My point is that in the probable absence of Quinn's ideas being realistic, alternatives are identified and explored. They would be anyway since there are as many different 'answers' as there are people who have given this serious thought.

Here is where the 'ultrahuman revolution' comes in. It has long been my belief that people tend to expect that the future is an extension of whatever the present trend is. Since the present trend greatly involves technology, genetic engineering, etc., it seems logical to many to expect that this is where the future will be. This is one 'alternative'. Unlike Quinn's paradigm, since this alternative is undefined and in the future, it cannot be compared to a previous paradigm of precedent to analyze the possibilities regarding the associated ostensible merits of freedom and value.

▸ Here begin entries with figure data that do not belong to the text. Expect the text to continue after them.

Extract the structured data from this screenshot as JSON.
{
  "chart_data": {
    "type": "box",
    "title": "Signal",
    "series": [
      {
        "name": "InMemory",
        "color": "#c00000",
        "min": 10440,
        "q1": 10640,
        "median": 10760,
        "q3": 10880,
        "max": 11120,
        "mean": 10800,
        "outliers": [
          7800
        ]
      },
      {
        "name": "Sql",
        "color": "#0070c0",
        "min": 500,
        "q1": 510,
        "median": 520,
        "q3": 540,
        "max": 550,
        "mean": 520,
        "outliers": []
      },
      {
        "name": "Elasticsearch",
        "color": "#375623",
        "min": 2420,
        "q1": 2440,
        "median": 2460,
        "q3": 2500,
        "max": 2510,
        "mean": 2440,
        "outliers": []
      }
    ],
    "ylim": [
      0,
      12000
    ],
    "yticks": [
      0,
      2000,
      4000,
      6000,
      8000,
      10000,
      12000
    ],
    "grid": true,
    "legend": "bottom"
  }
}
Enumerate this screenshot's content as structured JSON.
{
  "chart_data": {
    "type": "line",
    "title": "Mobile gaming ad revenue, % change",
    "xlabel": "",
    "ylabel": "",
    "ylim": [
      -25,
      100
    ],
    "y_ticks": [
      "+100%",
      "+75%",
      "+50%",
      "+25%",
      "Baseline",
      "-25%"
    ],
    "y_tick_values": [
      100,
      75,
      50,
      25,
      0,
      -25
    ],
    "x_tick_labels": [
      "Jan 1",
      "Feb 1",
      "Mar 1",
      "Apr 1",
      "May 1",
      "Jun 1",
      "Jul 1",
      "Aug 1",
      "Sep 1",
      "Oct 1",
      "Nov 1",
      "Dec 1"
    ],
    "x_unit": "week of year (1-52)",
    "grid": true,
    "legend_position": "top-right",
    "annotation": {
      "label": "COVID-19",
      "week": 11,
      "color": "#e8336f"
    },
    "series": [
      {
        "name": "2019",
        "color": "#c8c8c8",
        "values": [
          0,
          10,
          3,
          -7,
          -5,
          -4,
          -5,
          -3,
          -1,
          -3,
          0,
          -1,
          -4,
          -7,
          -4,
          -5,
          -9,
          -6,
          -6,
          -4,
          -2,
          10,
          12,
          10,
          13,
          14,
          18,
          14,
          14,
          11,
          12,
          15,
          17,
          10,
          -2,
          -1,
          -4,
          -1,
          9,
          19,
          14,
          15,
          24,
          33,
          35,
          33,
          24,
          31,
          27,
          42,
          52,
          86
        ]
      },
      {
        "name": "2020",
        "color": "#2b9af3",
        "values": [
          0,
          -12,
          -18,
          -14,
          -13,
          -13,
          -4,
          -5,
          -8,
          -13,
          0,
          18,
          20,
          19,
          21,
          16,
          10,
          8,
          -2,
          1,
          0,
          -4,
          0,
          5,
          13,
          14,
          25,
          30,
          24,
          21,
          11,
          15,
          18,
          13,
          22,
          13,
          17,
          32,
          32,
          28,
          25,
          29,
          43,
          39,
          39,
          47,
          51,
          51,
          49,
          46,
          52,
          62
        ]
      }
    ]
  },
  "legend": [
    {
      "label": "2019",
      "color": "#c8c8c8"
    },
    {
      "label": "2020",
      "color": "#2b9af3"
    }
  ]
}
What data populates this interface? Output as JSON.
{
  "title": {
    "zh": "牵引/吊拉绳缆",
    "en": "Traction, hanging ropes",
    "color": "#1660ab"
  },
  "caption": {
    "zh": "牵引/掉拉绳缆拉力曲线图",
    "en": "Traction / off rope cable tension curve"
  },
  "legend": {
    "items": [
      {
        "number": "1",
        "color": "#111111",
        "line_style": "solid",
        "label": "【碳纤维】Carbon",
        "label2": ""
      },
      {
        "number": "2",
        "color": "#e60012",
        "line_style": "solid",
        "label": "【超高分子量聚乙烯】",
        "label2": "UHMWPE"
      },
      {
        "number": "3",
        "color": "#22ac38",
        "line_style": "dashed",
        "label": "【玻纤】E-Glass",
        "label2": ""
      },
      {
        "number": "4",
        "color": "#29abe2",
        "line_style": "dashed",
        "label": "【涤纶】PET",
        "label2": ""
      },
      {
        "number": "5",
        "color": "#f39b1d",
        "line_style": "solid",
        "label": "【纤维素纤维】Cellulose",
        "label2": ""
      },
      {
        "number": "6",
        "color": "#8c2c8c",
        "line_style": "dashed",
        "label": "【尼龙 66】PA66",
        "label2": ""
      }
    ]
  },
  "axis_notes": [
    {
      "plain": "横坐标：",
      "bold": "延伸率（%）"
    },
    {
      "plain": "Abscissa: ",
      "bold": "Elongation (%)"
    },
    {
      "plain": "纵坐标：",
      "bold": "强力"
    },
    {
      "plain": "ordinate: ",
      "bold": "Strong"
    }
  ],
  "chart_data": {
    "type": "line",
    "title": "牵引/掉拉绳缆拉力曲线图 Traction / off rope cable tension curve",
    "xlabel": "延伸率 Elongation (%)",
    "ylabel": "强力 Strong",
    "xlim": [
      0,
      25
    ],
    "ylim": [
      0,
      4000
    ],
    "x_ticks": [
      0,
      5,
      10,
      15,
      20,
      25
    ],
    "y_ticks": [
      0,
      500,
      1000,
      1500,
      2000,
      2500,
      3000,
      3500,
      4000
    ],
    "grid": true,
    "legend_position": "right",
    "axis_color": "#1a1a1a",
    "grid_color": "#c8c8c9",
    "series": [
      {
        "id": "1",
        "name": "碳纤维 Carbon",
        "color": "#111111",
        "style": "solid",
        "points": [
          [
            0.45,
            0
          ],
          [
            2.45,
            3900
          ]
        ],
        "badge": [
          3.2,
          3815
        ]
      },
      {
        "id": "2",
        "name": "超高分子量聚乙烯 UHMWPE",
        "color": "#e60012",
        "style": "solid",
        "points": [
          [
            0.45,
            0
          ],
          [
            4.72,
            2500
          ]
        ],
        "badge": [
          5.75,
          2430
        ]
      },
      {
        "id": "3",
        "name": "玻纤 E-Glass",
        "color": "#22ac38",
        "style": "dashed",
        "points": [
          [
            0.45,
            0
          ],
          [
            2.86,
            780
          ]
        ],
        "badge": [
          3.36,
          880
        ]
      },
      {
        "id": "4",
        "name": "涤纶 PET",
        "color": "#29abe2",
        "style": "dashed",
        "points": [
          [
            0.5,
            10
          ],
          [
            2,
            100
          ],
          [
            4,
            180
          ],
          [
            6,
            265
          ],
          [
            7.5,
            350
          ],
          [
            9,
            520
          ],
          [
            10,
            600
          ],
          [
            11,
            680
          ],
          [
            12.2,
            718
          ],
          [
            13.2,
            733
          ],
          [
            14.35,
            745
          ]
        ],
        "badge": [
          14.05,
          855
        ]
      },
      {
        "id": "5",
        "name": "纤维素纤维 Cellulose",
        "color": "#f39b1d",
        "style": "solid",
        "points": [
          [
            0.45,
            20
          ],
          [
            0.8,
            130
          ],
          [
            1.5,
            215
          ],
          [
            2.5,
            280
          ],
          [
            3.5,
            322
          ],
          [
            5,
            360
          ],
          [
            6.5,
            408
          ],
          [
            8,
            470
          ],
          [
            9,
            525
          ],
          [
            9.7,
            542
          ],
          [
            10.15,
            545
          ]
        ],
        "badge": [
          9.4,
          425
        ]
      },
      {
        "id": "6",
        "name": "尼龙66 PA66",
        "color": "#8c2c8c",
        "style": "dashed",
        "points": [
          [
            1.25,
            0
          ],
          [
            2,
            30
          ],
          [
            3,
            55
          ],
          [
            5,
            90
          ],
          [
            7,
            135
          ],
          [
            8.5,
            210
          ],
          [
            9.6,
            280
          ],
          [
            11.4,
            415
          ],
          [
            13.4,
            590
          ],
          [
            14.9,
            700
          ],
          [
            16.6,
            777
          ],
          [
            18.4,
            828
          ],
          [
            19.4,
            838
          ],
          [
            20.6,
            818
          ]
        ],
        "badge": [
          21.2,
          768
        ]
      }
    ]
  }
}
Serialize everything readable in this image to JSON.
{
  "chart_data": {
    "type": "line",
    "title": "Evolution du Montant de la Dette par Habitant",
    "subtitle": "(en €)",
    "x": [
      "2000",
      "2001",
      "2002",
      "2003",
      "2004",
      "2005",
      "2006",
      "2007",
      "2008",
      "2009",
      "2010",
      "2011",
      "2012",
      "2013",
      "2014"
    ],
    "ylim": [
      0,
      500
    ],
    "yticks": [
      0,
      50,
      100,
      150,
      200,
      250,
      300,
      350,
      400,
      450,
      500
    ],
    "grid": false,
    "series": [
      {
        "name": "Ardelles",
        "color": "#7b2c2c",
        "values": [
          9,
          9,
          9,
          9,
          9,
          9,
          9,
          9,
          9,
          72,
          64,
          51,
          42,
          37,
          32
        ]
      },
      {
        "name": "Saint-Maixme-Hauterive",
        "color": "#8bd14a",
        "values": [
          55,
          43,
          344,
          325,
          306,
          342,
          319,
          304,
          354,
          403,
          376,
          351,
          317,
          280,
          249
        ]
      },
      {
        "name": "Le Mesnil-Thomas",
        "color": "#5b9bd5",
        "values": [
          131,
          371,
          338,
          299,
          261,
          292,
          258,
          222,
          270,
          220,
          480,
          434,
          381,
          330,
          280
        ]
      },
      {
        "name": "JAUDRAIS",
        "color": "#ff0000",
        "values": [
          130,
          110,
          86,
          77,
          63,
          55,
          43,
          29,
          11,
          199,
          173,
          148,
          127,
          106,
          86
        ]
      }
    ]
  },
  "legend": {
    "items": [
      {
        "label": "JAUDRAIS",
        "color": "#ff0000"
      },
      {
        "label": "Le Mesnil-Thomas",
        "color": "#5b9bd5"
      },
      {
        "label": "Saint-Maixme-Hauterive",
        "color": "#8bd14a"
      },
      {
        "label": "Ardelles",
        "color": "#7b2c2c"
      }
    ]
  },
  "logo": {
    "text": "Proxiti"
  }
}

Quinn and Abbey look backwards to where we came from, and where they believe we should return, while the Wired Magazine looks forward into a future of uncertainty, projecting the present trends to what they they envision as one possible 'next level'.

It seems the very definitions of freedom and value are subjectively differentiated depending on the view. Yet human nature is immutable. If common ground is to be found, it is here that it exists and should be searched for. This is where I believe we can attempt to find some understanding regarding people that "hold such divergent ideas so strongly, with only the dimmest awareness of their counterparts (in fervency) on the other side". I would guess that for Quinn and Abbey, there is no 'other side'. They have found their answer, and may not be inclined to look further. So too with the proponents of the alternative, though possibly less tenaciously. Human nature tells us that people resist change and do not want to 'see' things that threaten or disagree with their fundamental beliefs. Fervency is their badge of conviction.

-- (sonofdust@freedom.value), January 06, 2000.


Hi anon, oh not all all! I sure recognize there are more than 2 views. Tons in fact. What I'm illustrating here are 2 interesting poles (in a multipolar world, but hey the post was getting long!)

Just appreciate these as interesting representations of 2 widely held (though sometimes unconsciously held) viewpoints that have potential to massively affect our world. (2) is in the ascendancy currently. (1) was behind the recent anarchist disruptions of the WTO sessions. There are many others, phrased equally extremely, for example religious viewpoints.

Thanks for reading! Sorry it got under your skin.